Пока я стоял как вкопанный, клубы серого дыма, наполнившие пещеру, поползли и рассеялись. Вокруг меня снова возникла комната Гебера, но на столах не было ничего, кроме свечей, и только на одном стоял перегонный куб. За спиной у меня стояли бок о бок Гебер и Странник. Вместо привычной одежды — черного балахона Гебера и грубой туники Странника, подпоясанной бечевкой, — на обоих были белые лукки.

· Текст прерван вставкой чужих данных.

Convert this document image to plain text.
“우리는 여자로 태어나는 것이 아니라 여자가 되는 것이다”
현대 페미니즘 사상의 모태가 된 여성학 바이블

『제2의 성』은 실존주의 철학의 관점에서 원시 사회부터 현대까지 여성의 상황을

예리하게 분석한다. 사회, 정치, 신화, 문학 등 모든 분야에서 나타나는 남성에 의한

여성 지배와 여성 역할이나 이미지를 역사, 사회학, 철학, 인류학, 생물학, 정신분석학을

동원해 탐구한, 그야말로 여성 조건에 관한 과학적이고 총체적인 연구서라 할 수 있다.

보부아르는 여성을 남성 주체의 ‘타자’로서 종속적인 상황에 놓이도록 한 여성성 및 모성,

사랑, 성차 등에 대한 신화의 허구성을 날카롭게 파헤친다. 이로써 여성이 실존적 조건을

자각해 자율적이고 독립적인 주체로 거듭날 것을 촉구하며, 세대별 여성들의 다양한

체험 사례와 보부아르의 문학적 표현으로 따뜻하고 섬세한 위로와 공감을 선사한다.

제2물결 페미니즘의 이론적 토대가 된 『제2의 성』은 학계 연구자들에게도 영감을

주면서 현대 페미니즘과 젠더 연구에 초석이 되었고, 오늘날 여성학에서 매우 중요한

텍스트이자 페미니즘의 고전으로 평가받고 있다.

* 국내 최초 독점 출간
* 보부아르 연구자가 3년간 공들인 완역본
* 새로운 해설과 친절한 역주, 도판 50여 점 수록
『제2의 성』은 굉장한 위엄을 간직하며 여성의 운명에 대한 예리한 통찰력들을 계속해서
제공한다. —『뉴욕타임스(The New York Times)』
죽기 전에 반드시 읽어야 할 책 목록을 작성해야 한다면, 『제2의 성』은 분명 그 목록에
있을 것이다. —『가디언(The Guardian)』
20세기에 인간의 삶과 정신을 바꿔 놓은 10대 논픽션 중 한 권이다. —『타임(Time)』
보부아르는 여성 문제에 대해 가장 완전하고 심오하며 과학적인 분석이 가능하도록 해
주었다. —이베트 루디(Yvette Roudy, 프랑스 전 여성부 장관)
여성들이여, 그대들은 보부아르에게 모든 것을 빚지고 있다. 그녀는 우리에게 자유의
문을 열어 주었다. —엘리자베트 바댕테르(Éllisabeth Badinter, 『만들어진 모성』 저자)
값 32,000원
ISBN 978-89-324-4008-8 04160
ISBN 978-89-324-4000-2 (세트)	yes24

— Пора тебе познакомиться с философским камнем, — сказал Гебер.
— Не вижу никаких камней, — обернувшись, ответил я.
Каменная пещера, которую, мне казалось, я видел, исчезла!
— Это не вещественный камень, — с упреком возразил Гебер и для пущей убедительности ударил кулаком по ладони.
— Тогда почему вы зовете его философским камнем? — спросил я.
— Это символ превращения, вот почему! Внимание! Тебе предстоит посвящение в благородное звание!
— Посвящение? Мне? — горько усмехнулся я. — Бродяжке с улицы, блуднику, убийце?
— Знаю, у тебя впереди еще долгий путь, — согласился Гебер голосом, в котором слышалась усталость. — Но ты уже готов, а у меня осталось мало времени.
У него на щеке вырос новый бубон, а под живыми глазами синели круги. Я понял, что чума постепенно изнуряет его.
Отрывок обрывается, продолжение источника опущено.